Poema 714. Un decálogo.

Daniela Mishima. Quilmes, 1979.


UN DECÁLOGO


1. Todo lo que me hizo feliz se queda conmigo

2. Nunca vi a un melancólico que no haya sido atrapado por un día de lluvia, un montoncito de hojas naranjas, una estación de trenes, una ventana sobre un puerto, una fotografía.

Nunca vi a un melancólico libre 

3. Hay un cansancio que no pide dormir, más bien un respiro 

4. Si naciste en la tormenta vas a sentir antes que nadie la llegada de la lluvia

5. Tengo una idea de paraíso que corresponde a  todas esas cosas por las que iría al infierno

6. A veces le pongo mucha garra sólo porque me divierte ver como tiembla el destino

7. No puedo sonreír si tengo que tener el cuchillo entre los dientes

8. De niño te preparás para un mundo que nunca vas a encontrar

9. Los Narcisos se riegan solos

10. Nota mental: cada cosa que enterrás adentro tuyo puede ser una semilla.

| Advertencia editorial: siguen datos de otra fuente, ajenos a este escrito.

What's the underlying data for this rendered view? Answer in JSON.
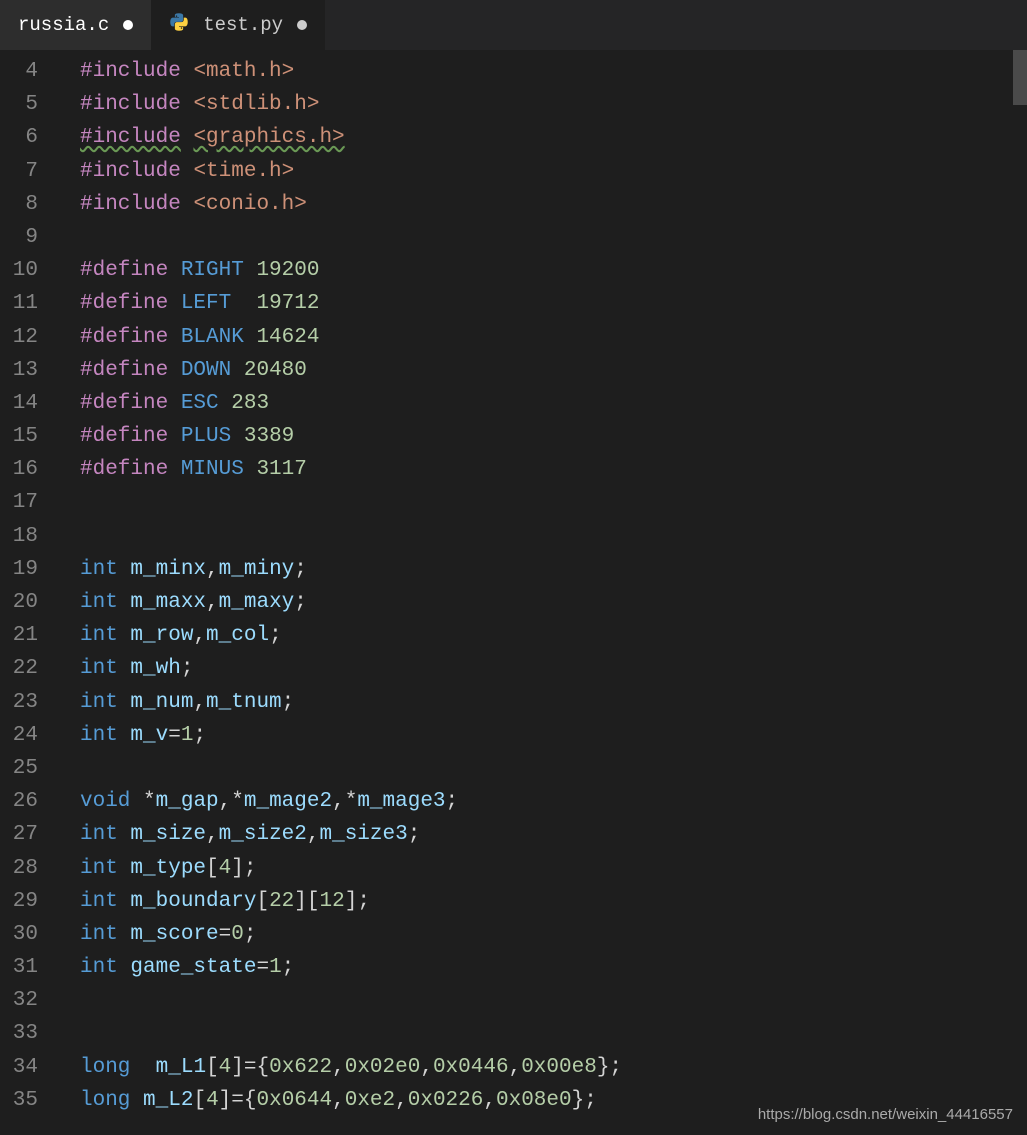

jueves, 20 de junio de 2024

Poema 626. Veo que las nubes...

Daniela Mishima. Quilmes, 1979.


Veo que las nubes tienen cierto brillo hoy. Veo que donde cantan las alondras crecen más vigorosas las hojas de los tilos. 

Siento que, quién sabe desde dónde, mi padre, hoy, está usando mis ojos.

domingo, 3 de septiembre de 2023

Poema 421. Decálogo del 10 de agosto.

Daniela Mishima. Quilmes, 1979.


DECÁLOGO del 10 de agosto 


1. Cuando pensás que el problema está resuelto es cuando más se volvió irresoluble.

2. Adentro tuyo alguien busca pruebas de tu indignidad. Decile que pare.

3. Podés hacer algo memorable para un perro, para una planta recién regada.

4. Ponete en un punto de vos donde haya silencio, hacele compañía a cada gota de tu sangre.

5. Hoy tampoco tuviste  cáncer y ayer no te caíste por las escaleras.

6. Cuando el otro es una aguja no le digas que sos un globo.

7. Contá hasta 10 antes de pensar.

8. Pasan cosas increíblemente feas y otras increíblemente lindas también cuando no pasa nada.

9. Hay en el fondo de vos un granito de polvo que sólo vos podes alcanzar. Ese es tu nombre.

10. Rezá mucho durante el día. Mientras escribís, lees, cuando mirás, cuando tratás de dormir.

Tu fuerza son esas oraciones que no tienen Dios, hay que rezar hasta que todo sea una sola oración, incluso cuando te desvestís, tomas un café,  bajás de un tren.